Robert gingerly lowered himself on to the seat and relaxed when it did not so much as creak.
“Did you hear the broadcast by that young Welles fellow last year?” She asked with a chuckle.
“I heard about it ma’am, quite a stir.”
“I listened to it and found it most entertaining, but I really could not see why so many people flew into a panic. Was it too authentic? I think older ladies, and older gentlemen, are a little more discerning than most, would you agree?”
He agreed, and mentioned Welles had done some very good theatre. Mrs Cottlebridge said she was not surprised by that at all, and asked Robert if he was fond of Paul Robeson – a question that elicited great enthusiasm from the young man.
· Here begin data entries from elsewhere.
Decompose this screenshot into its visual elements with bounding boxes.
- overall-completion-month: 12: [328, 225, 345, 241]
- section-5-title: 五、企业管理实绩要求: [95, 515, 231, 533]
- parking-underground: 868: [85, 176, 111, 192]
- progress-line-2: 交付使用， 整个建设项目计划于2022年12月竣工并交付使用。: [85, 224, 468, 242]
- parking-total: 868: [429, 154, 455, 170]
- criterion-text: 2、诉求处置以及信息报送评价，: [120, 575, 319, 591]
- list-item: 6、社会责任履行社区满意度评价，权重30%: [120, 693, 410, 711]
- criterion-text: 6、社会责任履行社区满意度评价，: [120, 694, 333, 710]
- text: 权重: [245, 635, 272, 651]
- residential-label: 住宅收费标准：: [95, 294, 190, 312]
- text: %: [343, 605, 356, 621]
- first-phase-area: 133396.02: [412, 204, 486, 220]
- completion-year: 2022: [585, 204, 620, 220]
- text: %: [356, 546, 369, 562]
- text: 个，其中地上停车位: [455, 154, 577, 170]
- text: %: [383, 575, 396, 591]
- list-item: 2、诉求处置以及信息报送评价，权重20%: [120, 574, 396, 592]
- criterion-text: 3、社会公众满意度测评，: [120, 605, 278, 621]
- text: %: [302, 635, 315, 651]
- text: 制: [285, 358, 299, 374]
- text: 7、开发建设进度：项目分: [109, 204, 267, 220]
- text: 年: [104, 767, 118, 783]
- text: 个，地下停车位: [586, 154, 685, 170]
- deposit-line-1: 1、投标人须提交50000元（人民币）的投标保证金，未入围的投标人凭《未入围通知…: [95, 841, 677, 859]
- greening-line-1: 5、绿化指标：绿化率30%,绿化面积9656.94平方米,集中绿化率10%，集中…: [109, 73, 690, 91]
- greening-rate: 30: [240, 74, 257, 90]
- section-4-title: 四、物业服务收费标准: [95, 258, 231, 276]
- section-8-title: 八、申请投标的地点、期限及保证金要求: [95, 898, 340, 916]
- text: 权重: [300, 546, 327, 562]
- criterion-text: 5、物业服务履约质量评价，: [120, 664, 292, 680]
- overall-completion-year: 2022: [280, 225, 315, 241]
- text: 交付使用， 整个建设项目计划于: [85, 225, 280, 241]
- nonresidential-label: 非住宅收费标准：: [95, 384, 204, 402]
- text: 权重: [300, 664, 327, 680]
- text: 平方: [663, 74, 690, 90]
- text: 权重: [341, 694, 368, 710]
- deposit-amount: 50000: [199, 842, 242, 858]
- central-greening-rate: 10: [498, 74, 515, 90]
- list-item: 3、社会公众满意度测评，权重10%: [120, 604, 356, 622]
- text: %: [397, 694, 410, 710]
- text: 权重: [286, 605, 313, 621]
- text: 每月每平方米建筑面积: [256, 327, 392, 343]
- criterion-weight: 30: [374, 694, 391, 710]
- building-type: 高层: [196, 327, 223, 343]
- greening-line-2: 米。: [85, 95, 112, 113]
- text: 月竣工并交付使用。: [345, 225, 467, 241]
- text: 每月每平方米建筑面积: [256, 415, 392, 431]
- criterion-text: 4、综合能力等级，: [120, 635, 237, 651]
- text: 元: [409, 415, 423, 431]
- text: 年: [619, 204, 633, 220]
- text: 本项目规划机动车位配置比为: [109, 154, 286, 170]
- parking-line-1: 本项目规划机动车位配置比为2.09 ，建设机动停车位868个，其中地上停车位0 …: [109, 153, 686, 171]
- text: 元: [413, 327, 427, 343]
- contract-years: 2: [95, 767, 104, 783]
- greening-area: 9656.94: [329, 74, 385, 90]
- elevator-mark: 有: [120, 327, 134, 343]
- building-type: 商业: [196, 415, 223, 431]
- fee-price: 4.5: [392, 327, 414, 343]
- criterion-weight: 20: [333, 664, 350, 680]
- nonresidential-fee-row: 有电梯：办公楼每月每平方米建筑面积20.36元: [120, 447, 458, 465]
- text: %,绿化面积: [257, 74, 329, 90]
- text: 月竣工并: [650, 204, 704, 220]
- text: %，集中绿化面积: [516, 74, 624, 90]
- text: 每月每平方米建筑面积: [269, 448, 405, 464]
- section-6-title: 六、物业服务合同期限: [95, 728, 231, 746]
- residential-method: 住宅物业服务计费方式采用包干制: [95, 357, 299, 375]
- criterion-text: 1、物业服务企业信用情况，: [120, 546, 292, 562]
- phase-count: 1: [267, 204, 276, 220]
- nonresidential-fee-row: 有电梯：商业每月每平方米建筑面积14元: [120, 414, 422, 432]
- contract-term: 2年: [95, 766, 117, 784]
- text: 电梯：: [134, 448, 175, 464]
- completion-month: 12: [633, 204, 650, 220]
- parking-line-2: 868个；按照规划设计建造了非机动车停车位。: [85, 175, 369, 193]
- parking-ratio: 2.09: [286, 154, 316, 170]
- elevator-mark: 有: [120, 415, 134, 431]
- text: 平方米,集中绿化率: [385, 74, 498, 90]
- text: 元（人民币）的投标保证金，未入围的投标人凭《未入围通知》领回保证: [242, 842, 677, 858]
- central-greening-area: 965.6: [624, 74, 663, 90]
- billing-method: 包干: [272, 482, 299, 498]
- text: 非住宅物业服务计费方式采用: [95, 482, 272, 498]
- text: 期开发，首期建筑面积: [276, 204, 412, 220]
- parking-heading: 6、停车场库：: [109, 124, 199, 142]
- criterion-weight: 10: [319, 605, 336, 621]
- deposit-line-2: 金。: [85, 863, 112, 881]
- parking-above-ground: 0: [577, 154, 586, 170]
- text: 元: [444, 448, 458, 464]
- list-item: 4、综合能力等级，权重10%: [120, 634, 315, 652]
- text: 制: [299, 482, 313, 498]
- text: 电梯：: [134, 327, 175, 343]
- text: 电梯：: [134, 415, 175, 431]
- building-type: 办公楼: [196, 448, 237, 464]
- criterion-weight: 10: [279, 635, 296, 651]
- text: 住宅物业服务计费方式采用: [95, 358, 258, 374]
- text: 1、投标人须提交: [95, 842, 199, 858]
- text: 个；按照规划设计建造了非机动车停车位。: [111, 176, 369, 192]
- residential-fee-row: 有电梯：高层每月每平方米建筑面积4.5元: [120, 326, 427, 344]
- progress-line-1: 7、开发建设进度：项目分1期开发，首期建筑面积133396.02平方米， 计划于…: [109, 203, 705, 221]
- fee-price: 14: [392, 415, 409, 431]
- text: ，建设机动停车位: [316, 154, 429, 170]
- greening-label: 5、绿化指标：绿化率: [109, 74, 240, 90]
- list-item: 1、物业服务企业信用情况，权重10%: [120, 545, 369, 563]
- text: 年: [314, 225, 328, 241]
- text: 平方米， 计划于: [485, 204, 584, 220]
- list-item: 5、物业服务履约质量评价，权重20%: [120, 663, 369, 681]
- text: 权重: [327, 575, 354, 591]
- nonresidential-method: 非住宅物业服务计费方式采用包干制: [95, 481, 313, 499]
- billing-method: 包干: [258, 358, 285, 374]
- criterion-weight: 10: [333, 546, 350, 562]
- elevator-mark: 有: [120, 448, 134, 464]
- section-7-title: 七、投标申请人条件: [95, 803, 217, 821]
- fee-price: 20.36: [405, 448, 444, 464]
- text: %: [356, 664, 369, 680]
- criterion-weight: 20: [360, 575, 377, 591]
Their conversation went well into the night; Mrs Cottlebridge drawing great energy from the company more so than the coffee, and Robert more than happy to provide it. She spoke often of Gregory, and Robert saw that by speaking of him – sharing him – Mrs Cottlebridge brought him into the room and into the world of the living. As they parted Robert told her “we must do this again soon” and meant it; and, having seen her love – still as strong as ever - untouchable by all things and irrevocably immortal, he knew beyond all doubt what he needed to do as soon as possible.